What are the origins of the ‘mutes’ that attended Victorian funerals?
When did they first appear and why, and when did their attendance die out?
The mute’s job was to stand vigil outside the door of the deceased, then accompany the coffin, wearing dark clothes, looking solemn and usually carrying a long stick (called a wand) covered in black crape.
Charles Dickens’s best-known mute is Oliver Twist, employed by the undertaker Sowerberry for children’s funerals. Most, though, were adult males, and were common in several European countries from the 17th century onwards, as ceremonial ‘protectors’ of the deceased. The fashion was probably inspired by the ancient Roman practice of assigning lictors (bodyguards of civic officials) to escort the funerals of prominent citizens.
There are plenty of accounts of mutes in Britain by the 1700s, and by Dickens’s time their attendance at even relatively modest funerals was almost mandatory.
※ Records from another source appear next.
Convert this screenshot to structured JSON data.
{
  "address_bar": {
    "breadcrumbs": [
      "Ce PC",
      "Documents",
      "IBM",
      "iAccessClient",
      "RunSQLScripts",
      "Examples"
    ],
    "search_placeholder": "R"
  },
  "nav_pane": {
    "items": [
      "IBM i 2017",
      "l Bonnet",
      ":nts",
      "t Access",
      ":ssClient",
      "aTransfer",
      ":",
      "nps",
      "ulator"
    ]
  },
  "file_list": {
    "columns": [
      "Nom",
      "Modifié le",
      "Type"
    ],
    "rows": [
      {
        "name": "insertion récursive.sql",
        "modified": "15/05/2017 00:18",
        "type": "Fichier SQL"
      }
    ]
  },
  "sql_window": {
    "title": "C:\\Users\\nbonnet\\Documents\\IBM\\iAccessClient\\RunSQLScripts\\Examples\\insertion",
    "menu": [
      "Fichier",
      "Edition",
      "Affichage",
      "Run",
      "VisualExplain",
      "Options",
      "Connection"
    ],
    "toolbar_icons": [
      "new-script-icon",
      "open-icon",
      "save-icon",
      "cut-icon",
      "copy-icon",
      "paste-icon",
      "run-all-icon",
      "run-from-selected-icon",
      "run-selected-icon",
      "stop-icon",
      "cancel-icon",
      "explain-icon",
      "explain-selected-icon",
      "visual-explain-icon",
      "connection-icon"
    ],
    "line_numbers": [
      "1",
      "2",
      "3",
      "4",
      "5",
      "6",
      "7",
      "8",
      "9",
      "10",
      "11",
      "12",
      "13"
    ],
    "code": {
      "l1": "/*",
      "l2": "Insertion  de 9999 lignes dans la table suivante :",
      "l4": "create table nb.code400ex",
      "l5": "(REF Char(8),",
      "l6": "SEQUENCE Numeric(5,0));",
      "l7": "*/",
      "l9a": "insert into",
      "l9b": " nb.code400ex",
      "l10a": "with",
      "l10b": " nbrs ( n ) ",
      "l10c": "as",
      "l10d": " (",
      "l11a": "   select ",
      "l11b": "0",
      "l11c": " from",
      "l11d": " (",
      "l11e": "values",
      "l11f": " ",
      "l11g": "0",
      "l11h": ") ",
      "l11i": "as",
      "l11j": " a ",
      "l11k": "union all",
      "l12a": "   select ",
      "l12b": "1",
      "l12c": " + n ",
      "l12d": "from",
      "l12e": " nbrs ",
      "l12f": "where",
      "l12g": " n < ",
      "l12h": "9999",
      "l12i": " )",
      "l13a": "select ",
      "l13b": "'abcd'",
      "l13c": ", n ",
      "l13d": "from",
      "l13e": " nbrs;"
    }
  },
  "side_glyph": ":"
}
They were a key part of the Victorians’ extravagant mourning rituals, which Dickens often savaged as pointlessly, and often ruinously, expensive. In Martin Chuzzlewit, for instance: “Two mutes were at the house-door, looking as mournful as could reasonably be expected of men with such a thriving job in hand.”
Mutes died out in the 1880s/90s and were a memory by 1914. Dickens played his part in their demise, as did fashion. Victorian funeral etiquette was complex and constantly changing, as befitted a huge industry, which partly depended on status anxiety for the huge profits Dickens criticised. What did for them most of all, though, was becoming figures of fun – mournful and sober at the funeral, but often drunk shortly afterwards.
In Britain, most mutes were day-labourers, paid for each individual job. In one of the many yarns told about them, a mute doubled up as a waiter at the meal after one funeral. The deceased’s brother asked him to approach a gentleman at the head of the table to say he wished to take a glass of wine with him. So he instantly changed his demeanour from friendly waiter to mournful mute, went up to the man and quietly said: “Please, sir, the corpse’s brother would like to take a glass o’wine wi’ ye.”
Answered by Eugene Byrne, author and journalist.